The average proportions of self-citations are given on the y-axis, the five-percentile bins of NCS on the x-axis. The lower panel displays the distribution of the upper bounds of NCS across the five-percentile bins of NCS. The upper bounds of NCS are given on the y-axis, and the five-percentile bins on the y-axis.
Figure 6.
Figure 6.. The upper panel shows the proportions of papers with female first authors in Sample 1, female last authors in Sample 2, combinations of female first and last authors in Sample 3, by five-percentile bins of MNCS.
The proportions of case papers are given on the y-axis, and the five-percentile bins of MNCS journal on the y-axis. The lower-left panel displays the upper bounds of MNCS journal by five-percentile bins of MNCS journal for each sample, while the lower-right panel shows the mean NCS by five-percentile bins of MNCS journal for each sample. The upper bounds of MNCS journal (left) and Mean NCS (right) are given on the y-axes, and the five-percentile bins of MNCS journal on the x-axes.
Figure 7.
Figure 7.. Flowchart of data collection, inclusion and exclusion.
Figure 7—figure supplement 1.
Figure 7—figure supplement 1.. Percentage of papers per journal included in the analysis.
The excluded papers are a combination of missing document types in Web of Science and missing name information. Journals publishing document types which are included in PubMed Medline but not Web of Science (e.g. comments, notes) can account for a large exclusion percentage for many journals. For other journals, first name information is consistently missing for some or all years. Here showing journals with >50 papers only.
Figure 7—figure supplement 2.
Figure 7—figure supplement 2.. Reliability of gender assignment per country, shown as the rank of countries.

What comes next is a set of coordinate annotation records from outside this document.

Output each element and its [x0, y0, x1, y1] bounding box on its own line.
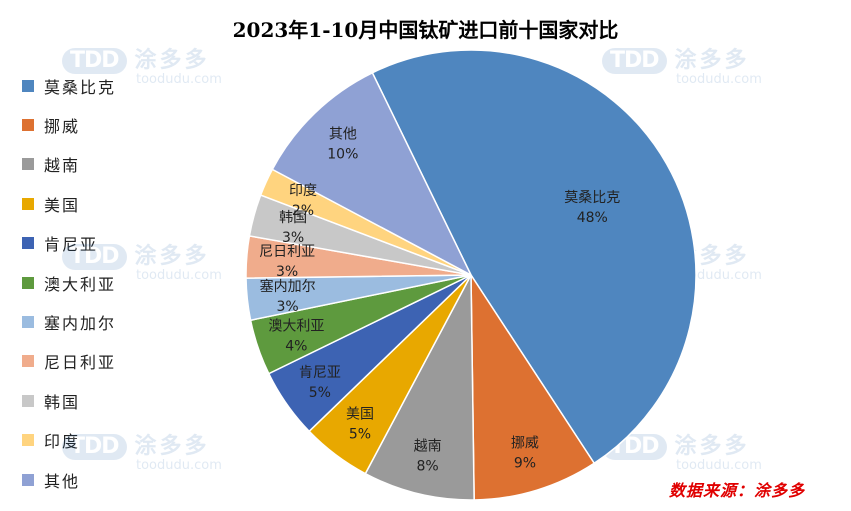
pie-slice	[364, 274, 475, 501]
legend-item: 尼日利亚	[22, 342, 192, 381]
watermark-url: toodudu.com	[676, 72, 762, 87]
legend-swatch	[22, 316, 34, 329]
legend-label: 美国	[44, 195, 81, 215]
legend-item: 挪威	[22, 105, 192, 144]
slice-name-label: 澳大利亚	[268, 318, 324, 334]
watermark-brand: 涂多多	[674, 434, 750, 459]
legend-item: 澳大利亚	[22, 263, 192, 302]
chart-title: 2023年1-10月中国钛矿进口前十国家对比	[232, 18, 619, 42]
watermark-url: toodudu.com	[136, 458, 222, 473]
legend-item: 美国	[22, 184, 192, 223]
watermark: TDD 涂多多 toodudu.com	[62, 42, 222, 87]
slice-percent-label: 3%	[276, 264, 298, 280]
legend-item: 印度	[22, 421, 192, 460]
watermark-logo: TDD	[62, 244, 127, 270]
legend-swatch	[22, 276, 34, 289]
slice-percent-label: 9%	[514, 455, 536, 471]
watermark-logo: TDD	[62, 48, 127, 74]
watermark-url: toodudu.com	[676, 268, 762, 283]
legend-swatch	[22, 79, 34, 92]
legend-swatch	[22, 237, 34, 250]
legend-label: 塞内加尔	[44, 314, 117, 334]
source-note: 数据来源：涂多多	[668, 481, 805, 500]
pie-slice	[271, 71, 473, 277]
slice-percent-label: 3%	[276, 299, 298, 315]
legend-item: 塞内加尔	[22, 302, 192, 341]
legend-swatch	[22, 197, 34, 210]
slice-name-label: 莫桑比克	[564, 190, 620, 206]
slice-name-label: 韩国	[279, 210, 307, 226]
slice-percent-label: 3%	[282, 230, 304, 246]
slice-name-label: 越南	[414, 438, 442, 454]
legend-label: 韩国	[44, 392, 81, 412]
slice-percent-label: 8%	[417, 458, 439, 474]
slice-name-label: 塞内加尔	[260, 278, 316, 295]
watermark-brand: 涂多多	[134, 434, 210, 459]
legend-item: 肯尼亚	[22, 224, 192, 263]
legend-item: 韩国	[22, 381, 192, 420]
pie-slice	[371, 49, 697, 465]
watermark: TDD 涂多多 toodudu.com	[602, 42, 762, 87]
slice-percent-label: 10%	[327, 146, 358, 162]
legend-label: 莫桑比克	[44, 77, 117, 97]
watermark: TDD 涂多多 toodudu.com	[62, 238, 222, 283]
legend-label: 其他	[44, 471, 81, 491]
watermark-logo: TDD	[62, 434, 127, 460]
legend-swatch	[22, 394, 34, 407]
legend-swatch	[22, 473, 34, 486]
legend-item: 越南	[22, 145, 192, 184]
legend-item: 其他	[22, 460, 192, 499]
watermark: TDD 涂多多 toodudu.com	[62, 428, 222, 473]
legend-label: 澳大利亚	[44, 274, 117, 294]
slice-name-label: 印度	[289, 183, 317, 199]
watermark-url: toodudu.com	[136, 72, 222, 87]
legend-label: 越南	[44, 156, 81, 176]
legend-swatch	[22, 434, 34, 447]
slice-name-label: 美国	[346, 406, 374, 422]
legend-label: 尼日利亚	[44, 353, 117, 373]
watermark-brand: 涂多多	[674, 48, 750, 73]
legend-item: 莫桑比克	[22, 66, 192, 105]
watermark-url: toodudu.com	[136, 268, 222, 283]
slice-percent-label: 5%	[309, 385, 331, 401]
legend-label: 肯尼亚	[44, 231, 98, 255]
watermark-url: toodudu.com	[676, 458, 762, 473]
watermark-brand: 涂多多	[134, 48, 210, 73]
pie-slice	[470, 272, 596, 501]
slice-name-label: 挪威	[511, 435, 539, 451]
slice-name-label: 尼日利亚	[259, 244, 315, 260]
slice-percent-label: 4%	[285, 338, 307, 354]
legend-swatch	[22, 119, 34, 132]
legend-swatch	[22, 355, 34, 368]
watermark-brand: 涂多多	[134, 244, 210, 269]
watermark-logo: TDD	[602, 48, 667, 74]
slice-percent-label: 5%	[349, 426, 371, 442]
legend-label: 印度	[44, 428, 80, 452]
legend-label: 挪威	[44, 117, 81, 137]
legend: 莫桑比克挪威越南美国肯尼亚澳大利亚塞内加尔尼日利亚韩国印度其他	[22, 66, 192, 499]
slice-name-label: 其他	[329, 126, 357, 142]
legend-swatch	[22, 158, 34, 171]
slice-name-label: 肯尼亚	[299, 365, 341, 381]
slice-percent-label: 2%	[292, 203, 314, 219]
slice-percent-label: 48%	[577, 210, 608, 226]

Gender determination: The online tool Gender-API was used to estimate the gender of all first-name and country pairings. This pairing is important as the gender connotations for some first names vary by language and culture. As an example, the name Kim is typically male in Danish, female in English-speaking countries, and unisex in Korean. Gender-API uses co-occurrences of names and countries on social media to provide a precision score for each assignment, which we use to calculate a probability of an author being female, f. We exclude all authors from this analysis who only have initials registered in Web of Science, or who are from a country with unreliable gender prediction. Country sampling and bias: We calculated a reliability score for each country, by determining the precision score of the Gender-API name assignment for all authors per country. Names with precision scores >= 0.8 are considered reliable, and the reliability for the country is the average reliability hereof. We use the reliability distribution in Figure 7—figure supplement 2 to heuristically set a cut-off at .9 reliability for inclusion in the analysis. The excluded countries are listed in Figure 7—source data 1. For some of the East-Asian countries, the explanation for the low reliability lies in the unisex-naming culture of these countries. For other countries, the probable explanation is the absence of comprehensive social media data from these countries.
Figure 7—figure supplement 3.
Figure 7—figure supplement 3.. Proportion of papers with gender assignment for all authors.
Reported as function of all sampled papers (p_pubmed) and proportion of all papers matched to Web of Science (p_wos).